18457002. TRAINING NEURAL NETWORK WITH BUDDING ENSEMBLE ARCHITECTURE BASED ON DIVERSITY LOSS simplified abstract (Intel Corporation)

From WikiPatents
Jump to navigation Jump to search

TRAINING NEURAL NETWORK WITH BUDDING ENSEMBLE ARCHITECTURE BASED ON DIVERSITY LOSS

Organization Name

Intel Corporation

Inventor(s)

Qutub Syed Sha of Munich (DE)

Neslihan Kose Cihangir of Munich (DE)

Rafael Rosales of Unterhaching (DE)

TRAINING NEURAL NETWORK WITH BUDDING ENSEMBLE ARCHITECTURE BASED ON DIVERSITY LOSS - A simplified explanation of the abstract

This abstract first appeared for US patent application 18457002 titled 'TRAINING NEURAL NETWORK WITH BUDDING ENSEMBLE ARCHITECTURE BASED ON DIVERSITY LOSS

Simplified Explanation

The patent application describes a method for training deep neural networks (DNNs) with budding ensemble architectures using diversity loss. Here are the key points:

  • The DNN consists of a backbone and multiple heads.
  • The backbone has one or more layers that generate intermediate tensors.
  • The heads are organized in pairs, with each pair consisting of a first head and a second head duplicated from the first head.
  • The second head has the same tensor operations as the first head but different internal parameters.
  • The intermediate tensor from a backbone layer is input into both the first and second heads.
  • The first head computes a first detection tensor, and the second head computes a second detection tensor.
  • The similarity between the first and second detection tensors is used as a diversity loss for training the DNN.

Potential applications of this technology:

  • Image recognition: The method can be used to train DNNs for tasks like object detection and classification in images.
  • Natural language processing: DNNs trained using this method can be applied to tasks like sentiment analysis, language translation, and text generation.
  • Speech recognition: The method can be used to train DNNs for speech recognition and voice command systems.

Problems solved by this technology:

  • Overfitting: The use of diversity loss helps prevent overfitting by encouraging the heads to learn different representations of the data.
  • Lack of diversity in ensembles: By duplicating and modifying heads, the method increases the diversity within the ensemble, leading to improved performance.

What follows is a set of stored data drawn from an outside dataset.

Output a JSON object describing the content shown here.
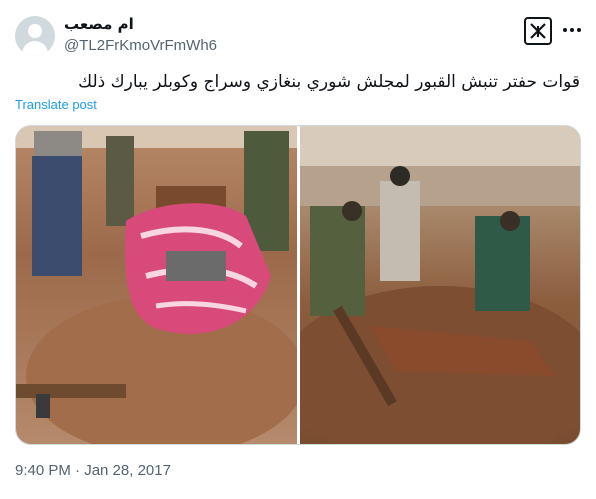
{
  "author": {
    "display_name": "ام مصعب",
    "handle": "@TL2FrKmoVrFmWh6",
    "avatar_icon": "default-avatar-icon"
  },
  "header": {
    "logo_icon": "x-logo-icon",
    "more_icon": "more-options-icon"
  },
  "tweet": {
    "text": "قوات حفتر تنبش القبور لمجلش شوري بنغازي وسراج وكوبلر يبارك ذلك",
    "translate_label": "Translate post",
    "timestamp": "9:40 PM · Jan 28, 2017"
  },
  "media": {
    "images": [
      {
        "subject": "people at an opened grave with a body wrapped in a pink floral blanket, rifle on the ground"
      },
      {
        "subject": "men in fatigues digging graves among rubble"
      }
    ]
  },
  "colors": {
    "link": "#1d9bf0",
    "secondary_text": "#536471",
    "primary_text": "#0f1419",
    "border": "#cfd9de"
  }
}
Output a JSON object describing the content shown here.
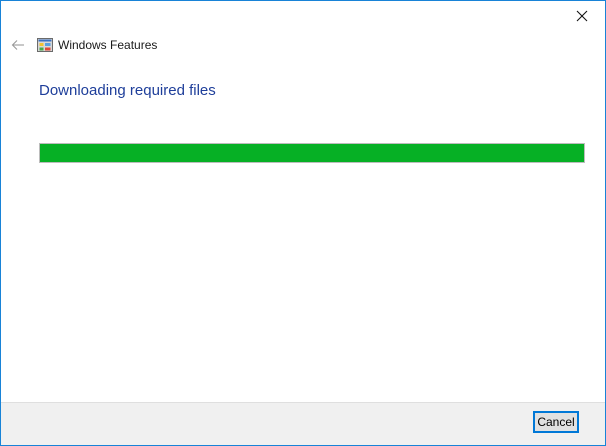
{
  "window": {
    "title": "Windows Features",
    "close_icon": "close-icon",
    "back_icon": "back-arrow-icon",
    "app_icon": "windows-features-icon"
  },
  "content": {
    "heading": "Downloading required files",
    "progress": {
      "percent": 100,
      "fill_color": "#06b025"
    }
  },
  "footer": {
    "cancel_label": "Cancel"
  },
  "colors": {
    "heading": "#1e3e9a",
    "window_border": "#1883d7",
    "footer_bg": "#f0f0f0"
  }
}
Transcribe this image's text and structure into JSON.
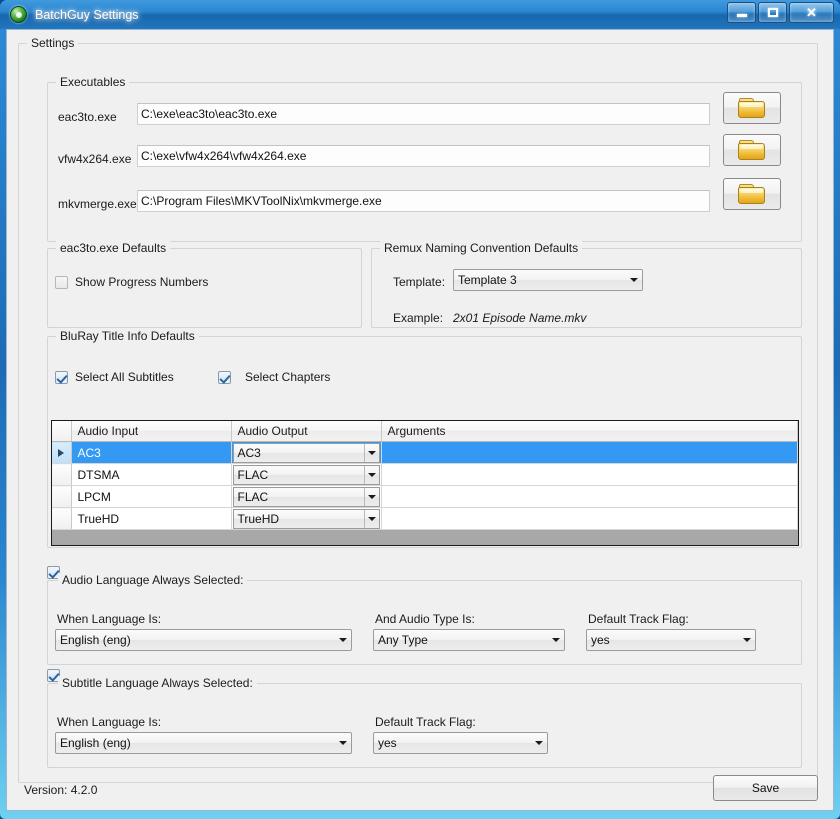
{
  "window": {
    "title": "BatchGuy Settings",
    "app_icon": "batchguy-green-circle-icon",
    "minimize_label": "Minimize",
    "maximize_label": "Maximize",
    "close_label": "Close"
  },
  "settings_group": {
    "title": "Settings"
  },
  "executables": {
    "title": "Executables",
    "rows": [
      {
        "label": "eac3to.exe",
        "value": "C:\\exe\\eac3to\\eac3to.exe",
        "browse": "folder-open-icon"
      },
      {
        "label": "vfw4x264.exe",
        "value": "C:\\exe\\vfw4x264\\vfw4x264.exe",
        "browse": "folder-open-icon"
      },
      {
        "label": "mkvmerge.exe",
        "value": "C:\\Program Files\\MKVToolNix\\mkvmerge.exe",
        "browse": "folder-open-icon"
      }
    ]
  },
  "eac3to_defaults": {
    "title": "eac3to.exe Defaults",
    "show_progress_label": "Show Progress Numbers",
    "show_progress_checked": false
  },
  "remux_naming": {
    "title": "Remux Naming Convention Defaults",
    "template_label": "Template:",
    "template_value": "Template 3",
    "example_label": "Example:",
    "example_value": "2x01 Episode Name.mkv"
  },
  "bluray_defaults": {
    "title": "BluRay Title Info Defaults",
    "select_all_subtitles_label": "Select All Subtitles",
    "select_all_subtitles_checked": true,
    "select_chapters_label": "Select Chapters",
    "select_chapters_checked": true,
    "grid": {
      "headers": [
        "",
        "Audio Input",
        "Audio Output",
        "Arguments"
      ],
      "rows": [
        {
          "marker": "row-selected-arrow",
          "audio_input": "AC3",
          "audio_output": "AC3",
          "arguments": "",
          "selected": true
        },
        {
          "marker": "",
          "audio_input": "DTSMA",
          "audio_output": "FLAC",
          "arguments": "",
          "selected": false
        },
        {
          "marker": "",
          "audio_input": "LPCM",
          "audio_output": "FLAC",
          "arguments": "",
          "selected": false
        },
        {
          "marker": "",
          "audio_input": "TrueHD",
          "audio_output": "TrueHD",
          "arguments": "",
          "selected": false
        }
      ]
    }
  },
  "audio_language": {
    "enabled_checked": true,
    "title": "Audio Language Always Selected:",
    "when_language_label": "When Language Is:",
    "when_language_value": "English (eng)",
    "audio_type_label": "And Audio Type Is:",
    "audio_type_value": "Any Type",
    "default_track_label": "Default Track Flag:",
    "default_track_value": "yes"
  },
  "subtitle_language": {
    "enabled_checked": true,
    "title": "Subtitle Language Always Selected:",
    "when_language_label": "When Language Is:",
    "when_language_value": "English (eng)",
    "default_track_label": "Default Track Flag:",
    "default_track_value": "yes"
  },
  "footer": {
    "version": "Version: 4.2.0",
    "save_label": "Save"
  },
  "colors": {
    "title_bar_blue": "#2b86d0",
    "selection_blue": "#3399f3",
    "client_background": "#f0f0f0",
    "grid_filler_gray": "#a8a8a8"
  }
}
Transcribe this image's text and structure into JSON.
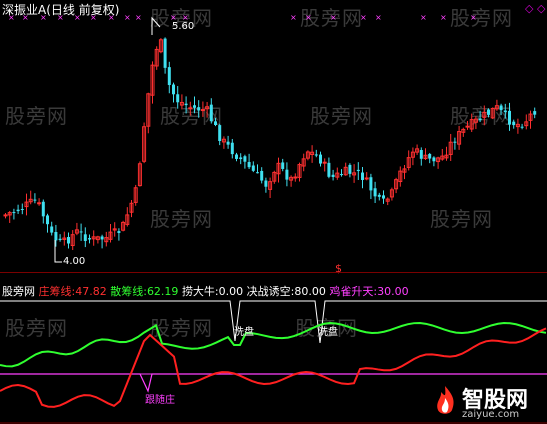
{
  "header": {
    "title": "深振业A(日线 前复权)"
  },
  "upper": {
    "high_label": "5.60",
    "low_label": "4.00",
    "mid_marker": "$",
    "controls": [
      "◇",
      "◇"
    ]
  },
  "indicators": {
    "name": "股旁网",
    "items": [
      {
        "label": "庄筹线:",
        "value": "47.82",
        "color": "#ff3030"
      },
      {
        "label": "散筹线:",
        "value": "62.19",
        "color": "#30ff30"
      },
      {
        "label": "捞大牛:",
        "value": "0.00",
        "color": "#ffffff"
      },
      {
        "label": "决战诱空:",
        "value": "80.00",
        "color": "#ffffff"
      },
      {
        "label": "鸡雀升天:",
        "value": "30.00",
        "color": "#ff40ff"
      }
    ]
  },
  "lower": {
    "notes": [
      "洗盘",
      "洗盘",
      "跟随庄"
    ]
  },
  "watermarks": [
    "股旁网",
    "股旁网",
    "股旁网",
    "股旁网",
    "股旁网",
    "股旁网",
    "股旁网",
    "股旁网",
    "股旁网",
    "股旁网",
    "股旁网",
    "股旁网"
  ],
  "brand": {
    "name": "智股网",
    "url": "zaiyue.com"
  },
  "colors": {
    "up": "#ff3030",
    "down": "#40e0f0",
    "green_line": "#30ff30",
    "red_line": "#ff2020",
    "magenta": "#ff40ff"
  }
}
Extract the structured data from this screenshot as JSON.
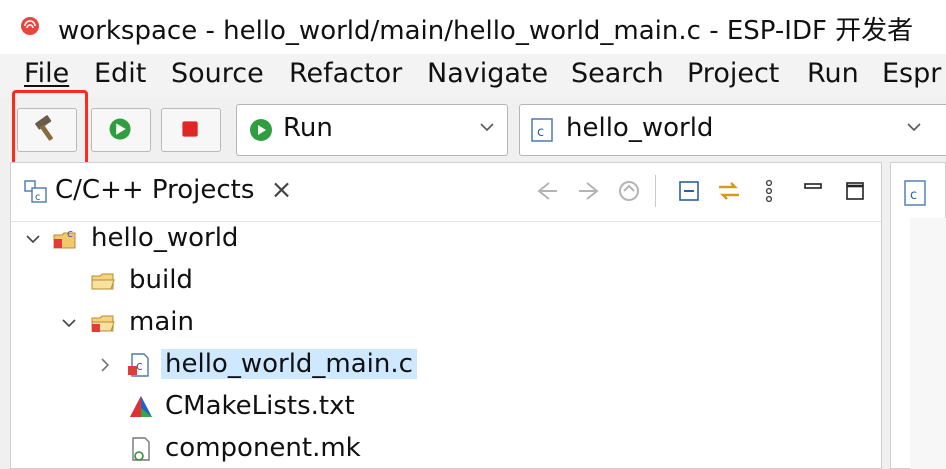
{
  "window": {
    "title": "workspace - hello_world/main/hello_world_main.c - ESP-IDF 开发者"
  },
  "menu": [
    "File",
    "Edit",
    "Source",
    "Refactor",
    "Navigate",
    "Search",
    "Project",
    "Run",
    "Espr"
  ],
  "toolbar": {
    "build_icon": "hammer-icon",
    "run_icon": "green-play-icon",
    "stop_icon": "red-stop-icon",
    "launch_mode": "Run",
    "launch_target": "hello_world",
    "highlight_color": "#ff2a1f"
  },
  "projects_view": {
    "tab_label": "C/C++ Projects",
    "close_glyph": "×",
    "tree": [
      {
        "label": "hello_world",
        "icon": "c-project-icon",
        "expanded": true
      },
      {
        "label": "build",
        "icon": "folder-icon"
      },
      {
        "label": "main",
        "icon": "source-folder-icon",
        "expanded": true
      },
      {
        "label": "hello_world_main.c",
        "icon": "c-file-icon",
        "selected": true
      },
      {
        "label": "CMakeLists.txt",
        "icon": "cmake-icon"
      },
      {
        "label": "component.mk",
        "icon": "makefile-icon"
      }
    ]
  }
}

Benefits of this technology:

  • Improved accuracy: The use of diversity loss and budding ensemble architectures can lead to higher accuracy in DNN models.
  • Robustness: The diversity within the ensemble makes the DNN more robust to variations in the input data.
  • Efficient training: The method allows for efficient training of DNNs with budding ensemble architectures, reducing the computational resources required.


Original Abstract Submitted

Deep neural networks (DNNs) with budding ensemble architectures may be trained using diversity loss. A DNN may include a backbone and a plurality of heads. The backbone includes one or more layers. A layer in the backbone may generate an intermediate tensor. The plurality of heads may include one or more pairs of heads. A pair of heads includes a first head and a second head duplicated from the first head. The second head may include the same tensor operations as the first head but different internal parameters. The intermediate tensor generated by a backbone layer may be input into both the first head and the second head. The first head may compute a first detection tensor, and the second head may compute a second detection tensor. A similarity between the first detection tensor and the second detection tensor may be used as a diversity loss for training the DNN.